According to lawyers of Dallas based law firm, when an individual files for chapter 7 bankruptcy, they might have to close their business down. However, if it is an LLC or a corporation, despite being personally liable for significant amount of debt, you might be able to keep it running. Here is what happens in different types of businesses during a bankruptcy filing:
In this case, the trustee might ask for the business to be closed till an assessment of its value, exemption status and sale price of business assets in your bankruptcy estate can be calculated. This might take around a couple of months. It also helps in reducing any additional liabilities had the business been running. If the business operates without any assets and has little chance of incurring liabilities or further debts, it might remain functional during bankruptcy proceedings. If the business has large sum that are yet to receive, it might be shut down so that the trustee could collect the money. Any proceeds that are made by the business while you are in bankruptcy become part of bankruptcy estate.

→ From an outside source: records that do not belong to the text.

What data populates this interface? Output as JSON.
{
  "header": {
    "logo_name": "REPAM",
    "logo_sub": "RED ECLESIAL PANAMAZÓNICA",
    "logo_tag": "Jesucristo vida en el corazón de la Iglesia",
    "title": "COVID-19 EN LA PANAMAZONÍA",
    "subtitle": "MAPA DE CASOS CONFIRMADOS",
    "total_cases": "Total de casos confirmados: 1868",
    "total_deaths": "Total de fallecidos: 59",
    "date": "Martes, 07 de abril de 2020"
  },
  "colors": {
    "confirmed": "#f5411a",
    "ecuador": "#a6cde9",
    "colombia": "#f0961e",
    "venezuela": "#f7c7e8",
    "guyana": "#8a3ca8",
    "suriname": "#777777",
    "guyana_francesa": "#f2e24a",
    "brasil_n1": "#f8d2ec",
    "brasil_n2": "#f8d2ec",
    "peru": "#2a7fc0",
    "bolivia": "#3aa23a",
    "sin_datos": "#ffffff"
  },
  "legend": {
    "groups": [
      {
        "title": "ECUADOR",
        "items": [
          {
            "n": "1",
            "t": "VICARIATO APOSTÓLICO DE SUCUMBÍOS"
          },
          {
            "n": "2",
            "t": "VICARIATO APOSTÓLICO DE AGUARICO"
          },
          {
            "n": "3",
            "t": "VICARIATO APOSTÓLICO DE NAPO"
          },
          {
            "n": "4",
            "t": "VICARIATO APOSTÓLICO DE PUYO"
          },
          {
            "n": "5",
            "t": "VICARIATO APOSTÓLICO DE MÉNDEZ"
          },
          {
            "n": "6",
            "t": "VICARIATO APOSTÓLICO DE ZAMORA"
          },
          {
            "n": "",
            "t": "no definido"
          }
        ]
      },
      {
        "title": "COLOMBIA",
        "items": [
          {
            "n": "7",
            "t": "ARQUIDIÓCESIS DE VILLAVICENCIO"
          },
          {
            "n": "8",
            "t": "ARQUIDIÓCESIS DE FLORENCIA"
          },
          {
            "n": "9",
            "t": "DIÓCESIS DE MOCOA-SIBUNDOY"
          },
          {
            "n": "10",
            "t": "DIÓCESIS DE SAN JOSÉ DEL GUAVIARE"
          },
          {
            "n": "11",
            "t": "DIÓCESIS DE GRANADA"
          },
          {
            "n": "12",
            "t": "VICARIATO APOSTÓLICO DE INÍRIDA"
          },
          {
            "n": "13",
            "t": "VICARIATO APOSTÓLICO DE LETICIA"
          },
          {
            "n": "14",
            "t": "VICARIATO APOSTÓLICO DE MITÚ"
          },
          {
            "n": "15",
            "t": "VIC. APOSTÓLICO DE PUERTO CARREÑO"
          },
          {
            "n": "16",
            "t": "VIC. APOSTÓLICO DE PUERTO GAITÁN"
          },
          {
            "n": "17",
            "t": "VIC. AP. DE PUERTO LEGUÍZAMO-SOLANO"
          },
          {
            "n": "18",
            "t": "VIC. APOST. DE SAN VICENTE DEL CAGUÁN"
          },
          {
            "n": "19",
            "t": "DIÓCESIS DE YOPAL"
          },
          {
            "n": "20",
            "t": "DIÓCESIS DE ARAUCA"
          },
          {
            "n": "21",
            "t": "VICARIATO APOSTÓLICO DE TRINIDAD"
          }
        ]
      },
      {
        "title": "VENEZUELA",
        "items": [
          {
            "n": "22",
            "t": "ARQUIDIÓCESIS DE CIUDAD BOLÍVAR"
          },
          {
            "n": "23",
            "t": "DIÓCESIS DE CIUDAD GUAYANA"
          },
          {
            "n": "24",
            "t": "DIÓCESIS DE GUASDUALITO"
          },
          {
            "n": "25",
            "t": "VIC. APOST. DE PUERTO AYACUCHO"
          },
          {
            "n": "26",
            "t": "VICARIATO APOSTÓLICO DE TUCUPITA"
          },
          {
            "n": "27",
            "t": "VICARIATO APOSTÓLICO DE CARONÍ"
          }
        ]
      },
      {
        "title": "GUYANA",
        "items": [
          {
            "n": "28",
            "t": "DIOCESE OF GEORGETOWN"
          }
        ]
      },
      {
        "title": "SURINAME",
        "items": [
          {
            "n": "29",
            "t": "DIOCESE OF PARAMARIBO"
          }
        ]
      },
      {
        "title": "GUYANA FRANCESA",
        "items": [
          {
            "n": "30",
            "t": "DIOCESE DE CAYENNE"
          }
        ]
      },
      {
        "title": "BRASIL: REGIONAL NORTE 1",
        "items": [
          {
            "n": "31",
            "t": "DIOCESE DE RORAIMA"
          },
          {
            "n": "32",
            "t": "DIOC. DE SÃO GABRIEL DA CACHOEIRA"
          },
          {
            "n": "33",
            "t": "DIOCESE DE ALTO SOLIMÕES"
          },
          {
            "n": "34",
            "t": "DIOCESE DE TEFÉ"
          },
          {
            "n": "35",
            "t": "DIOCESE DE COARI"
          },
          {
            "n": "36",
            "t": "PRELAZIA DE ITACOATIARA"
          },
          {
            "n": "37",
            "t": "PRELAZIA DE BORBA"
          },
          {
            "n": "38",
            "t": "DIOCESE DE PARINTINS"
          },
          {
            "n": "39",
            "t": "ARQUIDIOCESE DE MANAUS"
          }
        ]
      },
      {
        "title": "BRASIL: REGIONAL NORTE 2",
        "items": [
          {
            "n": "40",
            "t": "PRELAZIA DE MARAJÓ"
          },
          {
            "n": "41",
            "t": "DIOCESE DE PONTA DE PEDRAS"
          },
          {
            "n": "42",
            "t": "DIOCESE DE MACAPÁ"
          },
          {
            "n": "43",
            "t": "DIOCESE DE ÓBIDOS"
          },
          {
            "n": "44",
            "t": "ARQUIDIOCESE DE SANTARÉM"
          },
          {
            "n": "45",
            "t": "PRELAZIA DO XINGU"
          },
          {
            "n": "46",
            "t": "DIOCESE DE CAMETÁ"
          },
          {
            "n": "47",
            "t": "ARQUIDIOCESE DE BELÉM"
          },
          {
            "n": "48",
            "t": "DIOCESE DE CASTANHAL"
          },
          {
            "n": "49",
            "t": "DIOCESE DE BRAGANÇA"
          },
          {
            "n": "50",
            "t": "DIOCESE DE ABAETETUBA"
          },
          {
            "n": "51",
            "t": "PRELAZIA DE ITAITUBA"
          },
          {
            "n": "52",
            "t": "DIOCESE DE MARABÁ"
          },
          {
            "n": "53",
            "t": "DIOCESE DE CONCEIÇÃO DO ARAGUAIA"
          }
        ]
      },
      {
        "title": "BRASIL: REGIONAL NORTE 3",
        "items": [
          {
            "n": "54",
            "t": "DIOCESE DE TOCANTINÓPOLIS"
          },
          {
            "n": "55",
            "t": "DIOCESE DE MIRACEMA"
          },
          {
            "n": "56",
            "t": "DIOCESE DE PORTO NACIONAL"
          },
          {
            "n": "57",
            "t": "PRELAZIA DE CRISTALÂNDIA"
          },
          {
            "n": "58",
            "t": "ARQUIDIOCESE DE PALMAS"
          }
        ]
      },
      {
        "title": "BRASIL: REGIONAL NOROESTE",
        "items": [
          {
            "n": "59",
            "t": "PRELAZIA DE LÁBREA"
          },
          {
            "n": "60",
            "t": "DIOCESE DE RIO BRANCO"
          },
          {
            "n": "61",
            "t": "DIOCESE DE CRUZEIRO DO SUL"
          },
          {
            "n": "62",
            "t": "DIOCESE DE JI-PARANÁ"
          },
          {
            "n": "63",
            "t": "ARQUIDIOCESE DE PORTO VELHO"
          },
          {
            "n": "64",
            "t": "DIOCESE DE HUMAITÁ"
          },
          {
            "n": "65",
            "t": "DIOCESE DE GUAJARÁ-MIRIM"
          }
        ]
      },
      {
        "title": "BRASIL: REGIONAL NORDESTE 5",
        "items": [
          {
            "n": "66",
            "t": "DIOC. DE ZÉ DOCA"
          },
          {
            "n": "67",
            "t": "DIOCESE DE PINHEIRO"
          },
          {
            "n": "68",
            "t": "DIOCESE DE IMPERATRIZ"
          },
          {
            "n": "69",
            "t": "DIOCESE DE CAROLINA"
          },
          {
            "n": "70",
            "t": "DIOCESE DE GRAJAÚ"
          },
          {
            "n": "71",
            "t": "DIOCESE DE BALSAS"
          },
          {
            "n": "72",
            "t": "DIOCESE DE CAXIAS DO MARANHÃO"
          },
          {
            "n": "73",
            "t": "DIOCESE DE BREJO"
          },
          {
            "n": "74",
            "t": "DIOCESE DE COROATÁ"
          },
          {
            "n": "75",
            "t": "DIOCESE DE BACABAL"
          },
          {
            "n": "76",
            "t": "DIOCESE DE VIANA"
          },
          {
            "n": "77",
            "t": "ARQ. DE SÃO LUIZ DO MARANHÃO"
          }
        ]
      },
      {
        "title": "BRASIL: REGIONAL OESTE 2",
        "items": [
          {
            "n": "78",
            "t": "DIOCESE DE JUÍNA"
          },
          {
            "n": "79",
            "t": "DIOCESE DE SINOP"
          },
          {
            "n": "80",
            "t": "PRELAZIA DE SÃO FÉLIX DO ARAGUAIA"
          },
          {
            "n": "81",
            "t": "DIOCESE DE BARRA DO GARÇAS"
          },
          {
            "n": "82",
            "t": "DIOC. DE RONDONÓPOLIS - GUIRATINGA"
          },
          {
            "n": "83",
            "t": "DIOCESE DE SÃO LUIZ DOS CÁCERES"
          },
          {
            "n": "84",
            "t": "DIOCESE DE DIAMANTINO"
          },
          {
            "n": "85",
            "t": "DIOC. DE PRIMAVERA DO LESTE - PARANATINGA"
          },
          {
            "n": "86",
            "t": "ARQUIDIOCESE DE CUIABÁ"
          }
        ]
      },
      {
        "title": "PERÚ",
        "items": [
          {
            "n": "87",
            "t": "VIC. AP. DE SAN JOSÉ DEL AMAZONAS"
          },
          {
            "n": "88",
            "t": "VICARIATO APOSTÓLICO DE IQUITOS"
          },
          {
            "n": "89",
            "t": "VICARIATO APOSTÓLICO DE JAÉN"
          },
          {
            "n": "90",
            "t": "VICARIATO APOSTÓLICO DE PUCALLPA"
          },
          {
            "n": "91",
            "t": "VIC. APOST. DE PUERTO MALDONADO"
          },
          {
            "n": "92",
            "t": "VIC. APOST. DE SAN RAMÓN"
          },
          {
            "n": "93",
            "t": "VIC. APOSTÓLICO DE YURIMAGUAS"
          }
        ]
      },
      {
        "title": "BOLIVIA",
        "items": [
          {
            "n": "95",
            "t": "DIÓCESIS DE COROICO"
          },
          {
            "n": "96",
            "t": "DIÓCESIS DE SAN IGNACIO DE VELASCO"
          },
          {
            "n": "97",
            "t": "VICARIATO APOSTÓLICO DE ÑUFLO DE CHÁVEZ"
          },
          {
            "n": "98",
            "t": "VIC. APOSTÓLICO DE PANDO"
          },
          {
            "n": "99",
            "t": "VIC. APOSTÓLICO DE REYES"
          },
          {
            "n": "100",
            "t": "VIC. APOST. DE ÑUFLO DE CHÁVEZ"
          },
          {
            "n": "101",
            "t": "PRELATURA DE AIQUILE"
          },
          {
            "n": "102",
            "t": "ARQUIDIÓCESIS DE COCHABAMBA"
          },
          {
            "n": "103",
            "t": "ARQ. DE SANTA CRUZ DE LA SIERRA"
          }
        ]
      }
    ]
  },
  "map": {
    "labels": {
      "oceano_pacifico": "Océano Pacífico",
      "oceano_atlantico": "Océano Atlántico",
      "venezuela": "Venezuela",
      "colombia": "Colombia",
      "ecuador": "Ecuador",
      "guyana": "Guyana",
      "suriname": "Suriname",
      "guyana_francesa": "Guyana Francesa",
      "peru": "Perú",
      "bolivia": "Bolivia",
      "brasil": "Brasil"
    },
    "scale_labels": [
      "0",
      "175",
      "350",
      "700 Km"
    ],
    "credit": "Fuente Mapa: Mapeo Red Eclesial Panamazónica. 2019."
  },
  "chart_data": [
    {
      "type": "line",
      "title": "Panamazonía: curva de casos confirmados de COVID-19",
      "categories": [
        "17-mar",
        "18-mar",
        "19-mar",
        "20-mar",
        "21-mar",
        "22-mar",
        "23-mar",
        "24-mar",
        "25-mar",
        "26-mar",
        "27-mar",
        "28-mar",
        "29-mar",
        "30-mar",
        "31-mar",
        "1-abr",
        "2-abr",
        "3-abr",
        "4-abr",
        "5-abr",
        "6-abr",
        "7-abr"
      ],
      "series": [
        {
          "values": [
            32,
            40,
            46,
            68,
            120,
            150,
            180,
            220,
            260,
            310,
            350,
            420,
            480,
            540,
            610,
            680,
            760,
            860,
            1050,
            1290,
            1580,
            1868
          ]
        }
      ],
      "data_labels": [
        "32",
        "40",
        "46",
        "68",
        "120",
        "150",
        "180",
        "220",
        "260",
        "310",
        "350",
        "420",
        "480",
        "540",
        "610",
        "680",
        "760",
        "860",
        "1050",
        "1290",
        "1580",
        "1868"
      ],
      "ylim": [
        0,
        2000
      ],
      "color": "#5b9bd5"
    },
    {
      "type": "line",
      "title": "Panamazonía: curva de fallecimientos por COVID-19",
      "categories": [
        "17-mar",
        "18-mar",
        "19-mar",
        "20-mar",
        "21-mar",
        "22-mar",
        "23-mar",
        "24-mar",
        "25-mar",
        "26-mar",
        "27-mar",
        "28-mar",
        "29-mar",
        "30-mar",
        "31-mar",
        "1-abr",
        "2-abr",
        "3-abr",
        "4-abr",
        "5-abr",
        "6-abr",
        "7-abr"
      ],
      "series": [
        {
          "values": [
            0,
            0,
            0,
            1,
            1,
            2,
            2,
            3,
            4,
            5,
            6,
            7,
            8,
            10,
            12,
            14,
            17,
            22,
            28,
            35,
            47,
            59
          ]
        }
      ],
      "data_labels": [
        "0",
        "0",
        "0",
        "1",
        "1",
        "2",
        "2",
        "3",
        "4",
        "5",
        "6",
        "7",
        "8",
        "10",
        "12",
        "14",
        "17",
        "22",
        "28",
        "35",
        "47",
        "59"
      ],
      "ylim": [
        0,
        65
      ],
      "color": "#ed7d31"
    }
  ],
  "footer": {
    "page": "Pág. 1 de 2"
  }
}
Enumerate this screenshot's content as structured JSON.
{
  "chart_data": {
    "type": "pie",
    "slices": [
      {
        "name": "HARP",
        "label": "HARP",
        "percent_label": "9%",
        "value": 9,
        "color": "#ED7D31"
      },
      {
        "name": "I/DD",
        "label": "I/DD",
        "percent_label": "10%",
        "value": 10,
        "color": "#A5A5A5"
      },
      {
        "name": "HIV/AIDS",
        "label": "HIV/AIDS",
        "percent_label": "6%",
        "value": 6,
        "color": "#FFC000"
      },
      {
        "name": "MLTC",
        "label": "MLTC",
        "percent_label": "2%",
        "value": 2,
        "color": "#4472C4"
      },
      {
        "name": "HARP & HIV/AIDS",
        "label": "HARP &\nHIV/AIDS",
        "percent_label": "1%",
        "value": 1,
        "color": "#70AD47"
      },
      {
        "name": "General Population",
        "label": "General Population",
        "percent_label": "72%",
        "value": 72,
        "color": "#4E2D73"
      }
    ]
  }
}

Partnerships and Multimember LLC
In this case, your share of partnership will become part of the bankruptcy estate. Though most states prevent trustee from interfering with a partnership or LLC or take the assets unless you are the majority owner. A creditor or bankruptcy trustee can get a “charging order” against the debtor/owner’s interest. This order acts as a lien and allows the receiver to receive profits instead of the owner. Unfortunately, if the partnership or LLC does not distribute the profits regularly, it is of no benefit. Though the trustee can assign or sell your ownership interest to another they are not allowed to sell your share, vote, or get any other membership rights of the partnership or LLC.
As a partner or member of an LLC, you might have to terminate your ownership interest prior to bankruptcy filing. In case you violate the signed agreement specifying this, you might end up facing a lawsuit from the co-owners. Consult with experienced bankruptcy lawyers at (888-297-6203) to discuss it.
Corporations and single member LLC
Since your corporate shares or LLC membership is a part of your bankruptcy estate, the trustee can take over your shares and liquidate the business (if you are a sole or majority owner) to distribute the proceeds to your creditors. A cost/benefit approach is taken to decide whether the ownership should be dissolved or not. If liquidating the business is financially profitable, the trustee might go ahead and sell the non-exempt business assets, if not they might not liquidate the business.
If you own a viable business with other members, your personal bankruptcy may not affect your business. Unless you are the major shareholder, the trustee might not be able to dissolve the corporation to get its assets. Even your stock will not be of much value unless other owners want to buy it.